In 1988 playwright Shirley Lauro wrote a stylized play based on Keith Walker's earlier book, "A Piece of My Heart: The Stories of 26 American Women Who Served in Vietnam." Some years ago, Sweettooth Theatre and La Jolla Stage performed it in the basement of the Maryland Hotel in a then-unsafe Gaslamp Quarter.

The work follows six women who serve during the Vietnam War. One is a USO entertainer; the others are nurses, military personnel, and a Red Cross worker. These women came home shell-shocked by the realities of war, in various ways addicted, and ravaged in mind, body and spirit. Their welcome was no better than that of the men who served in the military. All were pilloried for their participation in what was at the time America's most unpopular war to date.

Mo'olelo Performing Arts Company chose "A Piece of My Heart" to open its first complete season. That the work resonates in today's world goes without saying. The time, just before Memorial Day, and the place, Balboa Park's Veterans Museum and Memorial Center, are appropriate.

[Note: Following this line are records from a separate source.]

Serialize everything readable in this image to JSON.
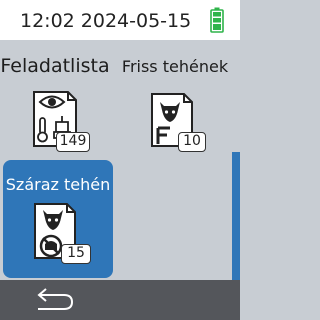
{
  "status": {
    "datetime": "12:02 2024-05-15",
    "battery_icon": "battery-full-icon",
    "battery_color": "#2fb44a"
  },
  "tiles": [
    {
      "label": "Feladatlista",
      "icon": "task-list-icon",
      "count": "149"
    },
    {
      "label": "Friss tehének",
      "icon": "fresh-cows-icon",
      "count": "10"
    },
    {
      "label": "Száraz tehén",
      "icon": "dry-cow-icon",
      "count": "15",
      "selected": true
    }
  ],
  "footer": {
    "back_icon": "back-arrow-icon"
  },
  "colors": {
    "accent": "#2f76b8",
    "footer": "#54565b",
    "background": "#c8cdd3"
  }
}
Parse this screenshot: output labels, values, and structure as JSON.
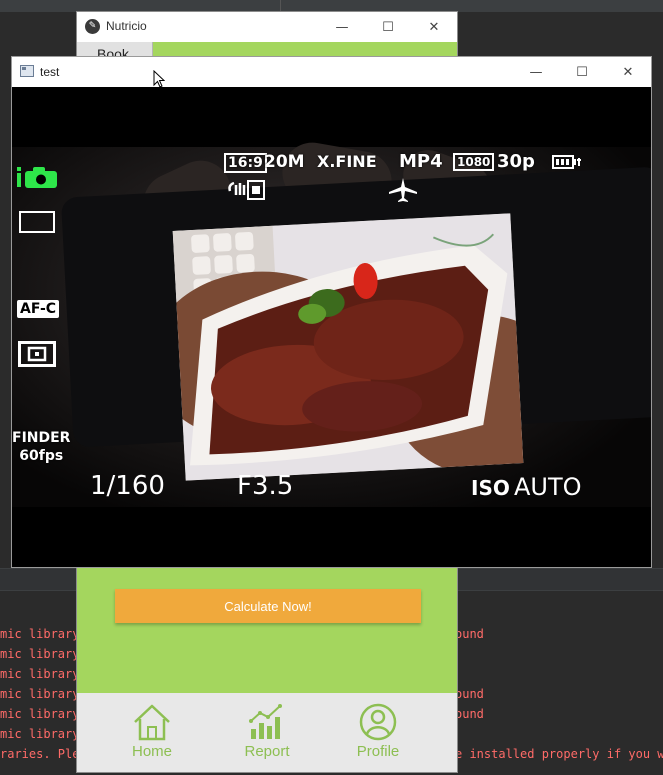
{
  "terminal": {
    "lines_left": [
      "mic library",
      "mic library",
      "mic library",
      "mic library",
      "mic library",
      "mic library",
      "raries. Ple"
    ],
    "lines_right": [
      "ound",
      "",
      "",
      "ound",
      "ound",
      "",
      "e installed properly if you wo"
    ]
  },
  "nutricio": {
    "title": "Nutricio",
    "app_icon": "leaf-icon",
    "book_tab": "Book",
    "calculate_button": "Calculate Now!",
    "colors": {
      "background": "#a4d65e",
      "button": "#f0a93c",
      "nav_accent": "#8dbf52"
    },
    "nav": [
      {
        "label": "Home",
        "icon": "home-icon"
      },
      {
        "label": "Report",
        "icon": "report-chart-icon"
      },
      {
        "label": "Profile",
        "icon": "profile-icon"
      }
    ]
  },
  "testwin": {
    "title": "test",
    "window_controls": {
      "minimize": "—",
      "maximize": "☐",
      "close": "✕"
    }
  },
  "camera_hud": {
    "aspect": "16:9",
    "resolution": "20M",
    "quality": "X.FINE",
    "format": "MP4",
    "video_size": "1080",
    "frame_rate": "30p",
    "focus_mode": "AF-C",
    "finder": "FINDER",
    "finder_fps": "60fps",
    "shutter": "1/160",
    "aperture": "F3.5",
    "iso_label": "ISO",
    "iso_value": "AUTO",
    "icons": [
      "intelligent-auto-camera-icon",
      "frame-mode-icon",
      "focus-area-icon",
      "steadyshot-icon",
      "airplane-mode-icon",
      "battery-icon"
    ]
  }
}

Playing through November 5 only, it's a piece of solar plexus theatre – riveting, intensely affecting, and sublimely performed by Equity actors Erika Beth Phillips, Nicole Gabriella Scipione, Siobhan Sullivan (who also directs), Natalie Salins, Seema Sueko and Valerie J. Ludwig. Lance Arthur Smith portrays all the American men. Unfortunately, the museum, formerly the U.S. Naval Hospital chapel, does not love the human voice. The louder the volume, the more muffled the words. Each performance is followed by a panel discussion with Vietnam-era nurses and veterans.

8 p.m. Friday and Saturday, Nov. 4-5; 2 p.m. Sunday, Nov. 6, Veterans Museum and Memorial Center, 2115 Park Blvd., San Diego, $15-$20, (619) 342-7395 or e-mail tickets@moolelo.net.

Shoes R Us

DeAnna DriscollDeAnna Driscoll
When director Rosina Reynolds read the script given her by San Diego Rep Artistic Director Sam Woodhouse, she said of the character Haley Walker in "Bad Dates," playwright Theresa Rebeck's outrageously popular one-woman comedy, "That's DeAnna Driscoll." In a talkback following the October 26 performance Driscoll revealed her personal kinship to the character. Haley, who recounts her bad date experiences, is a single mother with a shoe fetish. Driscoll, who heads the drama department at High Tech Middle School in Point Loma, is also a single mother with a "thing" for shoes.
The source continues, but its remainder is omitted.